仲間たちへの感謝の思いを胸に、笑顔で走る。

 リオへ向けて、道下は常に「金メダル」を目標に掲げてきた。それは仲間の存在があったからこそだった。

「性格的に、言葉に出して自分にプレッシャーをかける方がいいというのと、言葉にすることで、周囲の方を巻き込んでいく意味がありました。1人では走れませんし、ともに目標意識を持てば仲間は一緒に動いてくれる。言葉は人を動かす力がありますから」

 このように競技に取り組み、つかんだメダルだから、「原動力は仲間」と振り返る。

「私はもともと才能のある選手ではないと思います。ただのふつうのランナーだと思う。でも、『みっちゃんなら行ける、やれる』と信じてくれた仲間がいてこそです」

 仲間の存在を何度も言葉にする。道下の姿に気づくと、コースを思い思いに走る人たちが「おめでとう!」「よかったね!」と声をかける。駆け寄る人も少なくない。皆、知り合いであるかのように話しかける。

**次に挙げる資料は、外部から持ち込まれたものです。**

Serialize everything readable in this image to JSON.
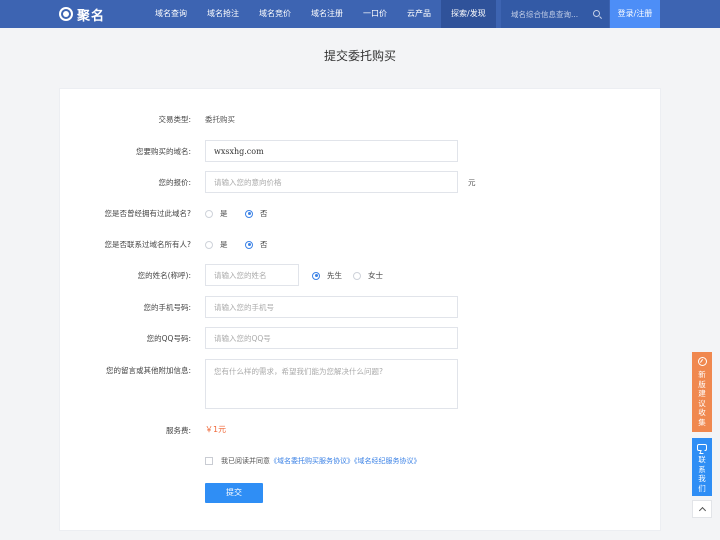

 道下はレースの間、笑顔で走ることでも知られている。サポートしてくれる人々への感謝の思いからだ。多くの人が周囲に集まってきたのは、道下の姿勢そのものではなかったか。そして、走ることへの思いではなかったか。

「東京へ向けての気持ちは、すごい入っています」

「走ることは、生きがいです。走ることによって出会いが連鎖していくのがやめられない理由の1つです。私に出会って、かわったと言ってくださる人がいたりすれば、それが私にとって生きてきた意味があることです。目が不自由な人のことだったり、こういうスポーツを知らない人が知ってくれるとか、それに対して見方がかわるとかそういうふうにつながればいいなと思います」

 銀メダルを手にした今、道下はこう語る。

「表彰台でスペインの国歌を聞いたとき、君が代が流れないのが悔しくて」

 そのとき、2020年の東京パラリンピックが具体的に視野に入ってきた。

「ふつふつと東京を走りたいな、という気持ちが沸いてきました。主人と話したらOKということでした。東京へ向けての気持ちは、すごい入っています。金メダルを獲っていたら、忙しくて練習できなかったかもしれないので、よかったんじゃないでしょうか」

 笑いつつ、こう続ける。

「私はもともと才能のある選手ではないと思いますし、しっかりと準備して、仲間にも協力してもらって、ベストを尽くしたいです」

 仲間とともに、リオでは手にすることができなかった金メダルを目指そうと決意している。